J’aurais pu évoquer la démission de Karim Kéita du poste de président de la Commission défense de l’Assemblée nationale. Alors que personne ne s’attendait à cela parce que personne ne lui a demandé de quitter ce poste, Karim Kéita se décharge de ses fonctions tout en donnant quelques coups de pieds à gauche et à droite. Bien entendu les internautes se sont donnés à cœur joie. Ils estiment que Karim n’a absolument rien compris à ce qui se joue. Selon eux, ce qu’on lui demande, ce n’est pas sa démission mais plutôt qu’il s’éloigne de la gestion de l’État. Ceux qui sont les plus cruels l’accusent d’être à l’origine de tous les problèmes de son père.

J’aurais pu parler de l’attitude de ADP-Maliba. Le parti de Aliou Boubacar Diallo se comporte comme la navette du tisserand changeant de camp au gré des fortunes ou des infortunes. Après les élections législatives, ADP a annoncé spectaculairement son appartenance à la majorité. Aliou Boubacar Diallo avait même une leçon de science politique pour expliquer le choix de son parti. Et dès que ça chauffe, comme c’est le cas actuellement, le parti change de partie. Comme dirait l’autre, les jours pairs ADP est dans la majorité et les jours impairs dans l’opposition.

J’aurai pu parler de ceux qui s’étaient mis en rang de bataille, au sens premier du terme, au nom de la défense des institutions avec le Président de la République en premier. Avec cet air que « arrêtez nous, sinon nous ferons un malheur », ils s’agitaient, gesticulaient, juraient que si ce n’était le respect pour le « vieux », le M5 allait voir de quel bois eux ils se chauffaient. « On se connait dans ce pays-là » disaient même les plus bravaches. Et puis vint le 10 juillet ; et puis vint la désobéissance civile ; et puis vinrent les premiers actes de vandalisme. Et puis vint le miracle. Si, si, j’ai assisté à un authentique miracle. Ceux qui criaient sur tous les toits qu’il faudrait, au besoin, passer sur leur corps ont disparu, avec armes et discours. Ce n’est que l’autre jour, à la faveur de la trêve décrétée par le M5 pour permettre aux Maliens de préparer la Tabaski que je les vois sortir du trou. Et comme si de rien n’était, ils réinvestissent les médias traditionnels et les réseaux sociaux.

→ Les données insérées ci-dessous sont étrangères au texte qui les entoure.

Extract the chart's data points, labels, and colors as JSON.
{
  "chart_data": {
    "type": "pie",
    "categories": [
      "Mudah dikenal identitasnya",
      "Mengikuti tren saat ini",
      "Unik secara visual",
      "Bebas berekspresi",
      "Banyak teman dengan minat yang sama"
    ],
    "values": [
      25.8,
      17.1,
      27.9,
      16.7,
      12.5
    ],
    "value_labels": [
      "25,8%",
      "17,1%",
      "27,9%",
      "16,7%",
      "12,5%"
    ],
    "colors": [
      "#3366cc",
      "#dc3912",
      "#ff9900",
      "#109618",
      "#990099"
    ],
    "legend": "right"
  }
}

J’aurais pu parler aussi de ceux qui, courageusement anonymes, s’attaquent à Adame Ba Konaré et à son époux. Au motif que la bonne dame a donné son point de vue (voir lettre ouverte au CE de l’Adéma page 5), il se trouve des gens tapis dans l’ombre pour lui tomber dessus à bras raccourcis. Je parie que c’est l’œuvre de quelques prébendiers qui font le rond des jambes dans certains salons, défendant leur situation de rentiers.

Mais la vérité c’est que les Maliens sont fatigués de tout ça.